Judith, who has sung a duet with Michael Jackson, added, “I was lucky to work with a lot of different people and inspired by a lot of different people. But in my journey, every chapter I’ve learned that when you’re really true to yourself and you follow what your heart is telling you and you give it all, the stars will align and the doors will open up.”
“Bali: Beats of Paradise” explores the beautiful musical art form of Livi’s country through Nyoman Wenten, a Los Angeles-based gamelan artist and ethnomusicology teacher at various institutions, including UCLA. The film gives us an inside look into his collaboration with Grammy Award-winning musician Judith Hill, who has appeared on “The Voice” and Michael Jackson’s “This Is It.” By combining Wenten’s traditional gamelan background with Hill’s modern musical influences, they create a beautiful masterpiece of gamelan, Balinese dance, and funk music in the music video “Queen of the Hill,” which has garnered over 1 million views on YouTube.
With Balinese dance and colorful traditional costumes, combined with Judith Hill’s funk and aura of female empowerment, along with the setting of Joshua Tree in California, the music video struck me as a magnificent way to blend elements from around the world to create a unique, magical, and cross-cultural work of art. In fact, the entire film serves as a reminder that much of what we take for granted in mainstream entertainment actually comes from a rich and diverse cultural history, and holds great meaning for the people of those cultures from which these influences are gleaned.
“I was just greatly inspired by (gamelan) because there’s so much power, especially as a woman, that you can have in just subtlety of movement… (I learned that) gamelan is such a powerful form of dance and music,” said Livi. “It’s just so captivating, and it inspired me as a woman and as an artist to explore different parts of myself. I was born and raised in North Hollywood, L.A. So, me tapping deeper into my Asian roots was really special and… this project allowed me to do that.”
Personally, I related deeply to Livi’s experience, as an American-born South-Asian female having learned and performed the precise, graceful, and expressive Indian dance form of Kathak for 10 years. Studying the intricacies of traditional Indian dance was a profound way to get in touch with not only my roots, but another facet of my identity.

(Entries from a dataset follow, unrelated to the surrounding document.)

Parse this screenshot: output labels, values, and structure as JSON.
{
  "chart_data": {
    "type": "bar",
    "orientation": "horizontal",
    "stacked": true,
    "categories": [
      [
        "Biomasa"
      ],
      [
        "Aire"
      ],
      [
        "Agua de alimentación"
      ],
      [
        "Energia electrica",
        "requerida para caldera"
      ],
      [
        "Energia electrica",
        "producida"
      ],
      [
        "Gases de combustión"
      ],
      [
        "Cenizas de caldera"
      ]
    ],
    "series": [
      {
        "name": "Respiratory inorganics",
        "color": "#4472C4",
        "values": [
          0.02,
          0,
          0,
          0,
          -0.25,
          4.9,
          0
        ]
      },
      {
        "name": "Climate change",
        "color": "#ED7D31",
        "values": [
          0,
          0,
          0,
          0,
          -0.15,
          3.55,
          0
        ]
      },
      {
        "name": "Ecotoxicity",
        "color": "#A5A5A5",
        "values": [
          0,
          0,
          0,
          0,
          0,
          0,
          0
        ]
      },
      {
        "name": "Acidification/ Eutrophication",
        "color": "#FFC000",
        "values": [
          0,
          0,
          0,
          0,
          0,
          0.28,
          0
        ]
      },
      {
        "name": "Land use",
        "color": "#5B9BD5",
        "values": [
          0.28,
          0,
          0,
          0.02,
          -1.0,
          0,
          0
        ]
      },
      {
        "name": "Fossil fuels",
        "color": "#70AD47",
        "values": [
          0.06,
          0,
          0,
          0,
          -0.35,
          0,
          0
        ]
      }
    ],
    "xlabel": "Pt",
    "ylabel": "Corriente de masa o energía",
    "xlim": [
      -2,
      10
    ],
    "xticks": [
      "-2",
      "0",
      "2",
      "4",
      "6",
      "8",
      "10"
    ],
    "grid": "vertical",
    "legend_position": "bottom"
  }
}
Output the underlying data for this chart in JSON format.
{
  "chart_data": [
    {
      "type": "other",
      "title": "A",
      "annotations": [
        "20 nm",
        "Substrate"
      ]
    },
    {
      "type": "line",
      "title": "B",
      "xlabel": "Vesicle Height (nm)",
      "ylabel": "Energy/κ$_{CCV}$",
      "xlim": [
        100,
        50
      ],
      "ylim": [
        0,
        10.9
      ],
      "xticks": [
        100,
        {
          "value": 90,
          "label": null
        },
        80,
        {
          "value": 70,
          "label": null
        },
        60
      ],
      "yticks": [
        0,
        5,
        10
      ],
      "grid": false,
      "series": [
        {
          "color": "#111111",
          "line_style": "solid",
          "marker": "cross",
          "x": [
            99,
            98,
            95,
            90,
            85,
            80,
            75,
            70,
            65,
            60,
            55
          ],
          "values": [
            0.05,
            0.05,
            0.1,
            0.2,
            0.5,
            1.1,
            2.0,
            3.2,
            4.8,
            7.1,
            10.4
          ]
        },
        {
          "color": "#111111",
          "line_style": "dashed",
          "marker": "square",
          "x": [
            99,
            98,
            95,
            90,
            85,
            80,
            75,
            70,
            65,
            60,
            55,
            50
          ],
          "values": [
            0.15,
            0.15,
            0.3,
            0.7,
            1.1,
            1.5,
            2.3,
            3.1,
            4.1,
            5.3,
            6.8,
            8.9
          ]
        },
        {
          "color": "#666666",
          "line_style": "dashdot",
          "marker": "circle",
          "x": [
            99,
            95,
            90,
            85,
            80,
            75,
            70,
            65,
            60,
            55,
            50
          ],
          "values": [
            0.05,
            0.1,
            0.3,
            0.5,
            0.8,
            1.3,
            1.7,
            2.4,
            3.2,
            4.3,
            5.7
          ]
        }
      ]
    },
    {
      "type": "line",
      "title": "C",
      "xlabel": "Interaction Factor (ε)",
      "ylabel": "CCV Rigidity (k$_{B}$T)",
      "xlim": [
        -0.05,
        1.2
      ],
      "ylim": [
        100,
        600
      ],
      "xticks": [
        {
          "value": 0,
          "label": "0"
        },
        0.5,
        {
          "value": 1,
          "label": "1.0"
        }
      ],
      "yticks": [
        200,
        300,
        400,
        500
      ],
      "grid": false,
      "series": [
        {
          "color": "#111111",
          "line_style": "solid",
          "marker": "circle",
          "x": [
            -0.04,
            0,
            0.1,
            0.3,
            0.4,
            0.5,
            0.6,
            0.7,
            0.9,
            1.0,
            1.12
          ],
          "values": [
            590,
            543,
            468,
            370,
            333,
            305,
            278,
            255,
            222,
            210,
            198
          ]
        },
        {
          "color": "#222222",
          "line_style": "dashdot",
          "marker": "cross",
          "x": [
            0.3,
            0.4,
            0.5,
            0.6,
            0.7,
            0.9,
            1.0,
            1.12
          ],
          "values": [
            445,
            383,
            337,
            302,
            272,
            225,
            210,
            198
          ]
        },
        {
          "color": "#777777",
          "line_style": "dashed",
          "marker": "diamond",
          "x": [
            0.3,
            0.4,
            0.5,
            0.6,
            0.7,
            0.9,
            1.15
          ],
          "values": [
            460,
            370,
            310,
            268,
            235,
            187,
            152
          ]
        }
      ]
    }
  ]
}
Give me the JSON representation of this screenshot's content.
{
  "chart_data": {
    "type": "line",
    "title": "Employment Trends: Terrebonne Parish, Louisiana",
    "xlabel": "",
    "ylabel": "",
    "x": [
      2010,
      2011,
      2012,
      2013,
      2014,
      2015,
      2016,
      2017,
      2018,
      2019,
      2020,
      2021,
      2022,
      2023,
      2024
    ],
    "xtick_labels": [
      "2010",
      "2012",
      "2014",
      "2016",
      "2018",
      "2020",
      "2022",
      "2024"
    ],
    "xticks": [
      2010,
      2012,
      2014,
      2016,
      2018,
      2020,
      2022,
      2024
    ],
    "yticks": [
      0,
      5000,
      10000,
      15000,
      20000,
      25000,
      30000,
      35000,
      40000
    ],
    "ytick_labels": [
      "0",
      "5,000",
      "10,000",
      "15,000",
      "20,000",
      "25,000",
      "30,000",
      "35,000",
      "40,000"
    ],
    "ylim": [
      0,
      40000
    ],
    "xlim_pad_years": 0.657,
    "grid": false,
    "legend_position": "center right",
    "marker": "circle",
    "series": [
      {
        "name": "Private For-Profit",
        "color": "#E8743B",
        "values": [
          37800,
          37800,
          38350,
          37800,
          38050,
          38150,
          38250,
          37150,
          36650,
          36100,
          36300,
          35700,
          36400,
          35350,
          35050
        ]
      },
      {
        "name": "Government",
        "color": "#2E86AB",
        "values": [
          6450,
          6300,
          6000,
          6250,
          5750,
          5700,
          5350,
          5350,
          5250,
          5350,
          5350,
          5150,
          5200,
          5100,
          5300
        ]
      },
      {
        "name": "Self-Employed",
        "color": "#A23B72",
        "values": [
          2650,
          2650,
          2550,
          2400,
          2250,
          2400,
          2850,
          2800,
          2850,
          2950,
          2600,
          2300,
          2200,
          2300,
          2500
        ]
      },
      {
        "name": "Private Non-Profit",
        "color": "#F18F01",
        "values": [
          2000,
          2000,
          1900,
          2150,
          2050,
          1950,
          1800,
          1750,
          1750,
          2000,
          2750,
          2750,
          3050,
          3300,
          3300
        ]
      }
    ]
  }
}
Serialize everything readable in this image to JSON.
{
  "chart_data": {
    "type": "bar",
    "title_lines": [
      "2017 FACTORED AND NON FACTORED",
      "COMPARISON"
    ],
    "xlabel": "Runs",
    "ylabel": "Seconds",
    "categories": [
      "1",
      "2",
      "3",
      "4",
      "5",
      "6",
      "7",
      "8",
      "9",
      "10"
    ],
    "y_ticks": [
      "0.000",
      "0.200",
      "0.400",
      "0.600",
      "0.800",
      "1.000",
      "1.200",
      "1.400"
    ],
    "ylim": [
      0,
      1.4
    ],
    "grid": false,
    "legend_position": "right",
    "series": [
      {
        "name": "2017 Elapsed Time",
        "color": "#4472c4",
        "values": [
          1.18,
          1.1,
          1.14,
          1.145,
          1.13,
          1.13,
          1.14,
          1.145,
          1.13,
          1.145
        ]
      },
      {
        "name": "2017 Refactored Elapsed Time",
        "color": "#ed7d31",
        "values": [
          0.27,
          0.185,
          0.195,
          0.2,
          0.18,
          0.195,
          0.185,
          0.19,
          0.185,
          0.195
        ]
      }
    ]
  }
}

On the topic of Balinese dance, Livi added that “In Bali, actually, it’s not for tourists, it’s part of their life…. And everything is so colorful in Bali and that’s just a part of life. It’s not for tourists or anything like that. It’s for themselves, for their life.” What a beautiful way to live.
By watching and supporting films like “Bali: Beats of Paradise,” it leads to greater understanding, appreciation, and unity across cultures — something that we could use more of, especially in today’s world. After recently premiering at the Motion Picture Academy, “Bali: Beats of Paradise” hits theaters in Los Angeles and New York on November 16th, followed by one-night only screening events in select cities. You can find more information here, and view the trailer here.
As Nanik Wenten, Nyoman’s wife, summed it up, to the Balinese people “dance and music is food to our soul.”